Anyhow to cut to the chase, I am one of very few who had the good fortune of being invited to dine with him on several occasions, and the very first time I did, amongst a whole bouquet of other delicacies, I discovered these nuts, which he calls a house speciality and keeps the recipe a closely guarded secret, not that I dared ever ask him for it; I didn’t need or want to, since I was invited over often enough, and these were my little pot of gold at the end of the rainbow.
But one fine day, he disappeared from my life, leaving me feeling somewhat bereft without both his friendship and my weekly treat, and while the former could not be easily substituted, for the latter I pounced on the internet and lo and behold, found both a recipe and video on Youtube for jaggery spiced nuts; after all, my purpose is not only to enlighten you with my own creations, but also unearth the best existing recipes for you … and here is one below, albeit with a few subtractions from the original recipe, which I did not particularly care for, and limited to walnuts and pecans for I feel they work best.
Ingredients
YIELD : 1 cup
- ½ cup pecan halves
- ½ cup walnuts, broken into halves
- ¾ cup jaggery powder
- 2 teaspoons red chilli flakes
- ¼ teaspoon baking soda
(* please note that I buy all of the above ingredients at Defence Store, 38, Defence Colony Main Market, New Delhi 110024)
Method
First and foremost, take a large sheet of silver foil, as shown in the image above and brush lightly with oil. Then weigh out the nuts, break the walnuts in half, and gather together the rest of your ingredients.
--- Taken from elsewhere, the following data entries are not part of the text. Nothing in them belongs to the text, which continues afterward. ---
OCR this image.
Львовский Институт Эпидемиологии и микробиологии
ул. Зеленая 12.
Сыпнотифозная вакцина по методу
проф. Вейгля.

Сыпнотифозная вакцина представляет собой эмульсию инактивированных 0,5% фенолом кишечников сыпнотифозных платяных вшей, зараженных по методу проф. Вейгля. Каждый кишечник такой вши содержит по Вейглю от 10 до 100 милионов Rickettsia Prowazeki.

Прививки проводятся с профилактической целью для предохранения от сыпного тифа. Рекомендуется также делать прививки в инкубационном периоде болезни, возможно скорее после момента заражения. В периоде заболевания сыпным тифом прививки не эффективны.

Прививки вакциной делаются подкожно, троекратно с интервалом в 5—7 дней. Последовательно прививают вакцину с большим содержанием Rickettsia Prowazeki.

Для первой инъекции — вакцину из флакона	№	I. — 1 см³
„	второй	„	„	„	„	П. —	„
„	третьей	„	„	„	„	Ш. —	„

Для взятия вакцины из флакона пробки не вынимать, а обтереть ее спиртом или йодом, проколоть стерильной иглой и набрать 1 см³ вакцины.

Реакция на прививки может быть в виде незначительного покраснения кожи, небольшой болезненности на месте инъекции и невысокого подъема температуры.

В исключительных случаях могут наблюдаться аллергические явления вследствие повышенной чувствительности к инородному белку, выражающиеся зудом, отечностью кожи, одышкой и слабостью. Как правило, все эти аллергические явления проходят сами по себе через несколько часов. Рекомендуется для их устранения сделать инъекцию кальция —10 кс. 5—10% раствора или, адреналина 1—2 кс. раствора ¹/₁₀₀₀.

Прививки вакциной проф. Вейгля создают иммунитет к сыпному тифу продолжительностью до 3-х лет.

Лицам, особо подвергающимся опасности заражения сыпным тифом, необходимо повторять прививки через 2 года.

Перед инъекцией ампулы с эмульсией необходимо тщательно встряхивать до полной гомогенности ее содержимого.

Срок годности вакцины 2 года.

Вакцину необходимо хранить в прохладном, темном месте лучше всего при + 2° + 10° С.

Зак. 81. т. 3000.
Thereafter, Step 1 is to dry roast the nuts in a non-stick pan over low heat for 7 minutes. Then remove the nuts, reserve them on the side, and add the jaggery powder to the same pan. As it begins to melt down, stir up with a wooden spoon to get an even melt. (Steps 2 & 3)
What you are looking for is the consistency and colour of Image 4. Then turn off the heat, add the baking powder and chilli flakes (Step 5) and stir quickly to combine, (it should look like Image 6) then add the nuts and stir it all up vigorously so that each nut gets coated.
Then finally add the nuts, stir vigorously to combine, (STEPS 7 & 8) so that each nut is coated with the jaggery, and quickly empty onto the oiled silver foil sheet. (STEP 9)
While they are still warm, do separate the nuts from each other, (STEP 10) as they tend to crumble if one waits till they have cooled and hardened. Then store in an airtight container in the refrigerator.